Ora sono molto preoccupato, ma soprattutto curioso. Chi comunicherà al leghista Salvini che anche gli inglesi sono diventati extracomunitari?
Una domanda che aspetta una risposta. Intanto penso ai giovani inglesi e le future generazioni che saranno i sicuri beneficiari di questa illuminata scelta scellerata e sicuramente non finiranno mai di ringraziare Farage. Scozia, Irlanda, e Gibilterra saranno anche loro molto grati a lui, visto che la vittoria del “Leave,” ha portato le dimissioni di Cameron. Ora mi domando se Farage è il futuro che aspetta l’Inghilterra , sara’ il caso che gli italiani rivalutino un po’ il nostro Renzi nazionale. con tutti i suoi difetti.
E sarebbe veramente da irresponsabili se il PD con le sue beghe interne creasse le condizioni per dare forza ai <Farage nostrani> Salvini, Meloni, e tanti altri. Ma per i britannici cosa cambia? La campagna per rimanere all’interno dell’Unione Europea è stata caratterizzata da richiami allarmisti e catastrofisti sulla falsariga di ciò che è accaduto in occasione del fallito referendum sull’indipendenza scozzese nel settembre 2014. Tuttavia, qualsiasi calcolo circa variazioni dei salari reali e tassi di crescita è privo di senso: le variabili sono troppe e troppo volatili per determinare con precisione alcun tipo di ricaduta. Esiti negativi potrebbero derivare solamente se l’Unione Europea decidesse espressamente di complicare la vita alla Gran Bretagna, rendendo il proprio mercato ostile alle sue esportazioni. Dall’altra assistiamo increduli all’ tentativo di vendere la Brexit come la possibilità remota di riconquistare una sovranità popolare andata perduta è altrettanto lontana dalla logica.

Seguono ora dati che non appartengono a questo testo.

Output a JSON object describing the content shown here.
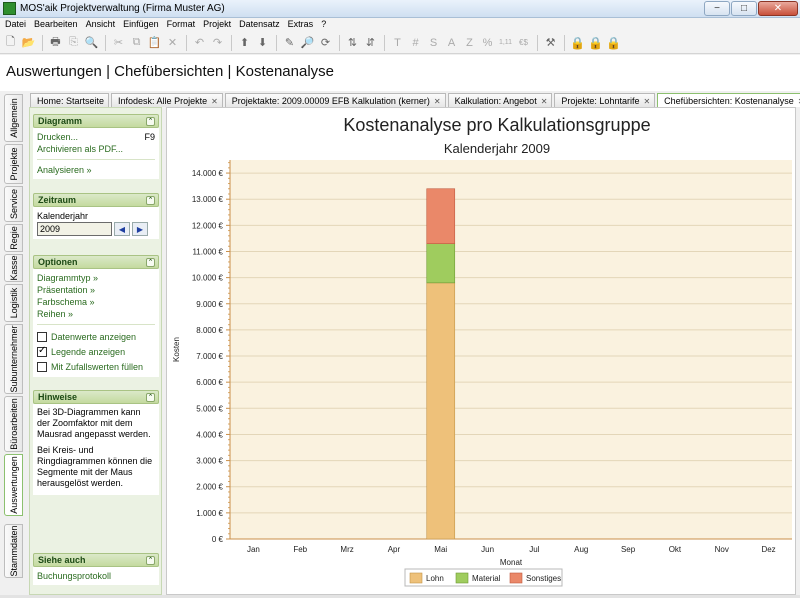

I britannici hanno rovesciato questo pensiero ed hanno sposato con il risultato di ieri uno standard xenofobo più protezionista. In Italia tutti iniziano a preoccuparsi. Afferma il caro Matteo nel suo primo pensiero: L’Europa va cambiata per renderla più umana e più giusta. L’ Europa è la nostra casa, è il nostro futuro»: queste le parole del premier Matteo Renzi, dopo la vittoria del “Leave” al referendum in Gran Bretagna. <<Il problema del contagio certo che c’è, meno di quello che la gente pensi, perché i Paesi dell’Europa orientale, dell’ex area dell’Unione Sovietica, che sarebbero i più tentati, ricevono però quantità cospicue di risorse dall’Unione Europea e quindi il loro tenore di vita precipiterebbe».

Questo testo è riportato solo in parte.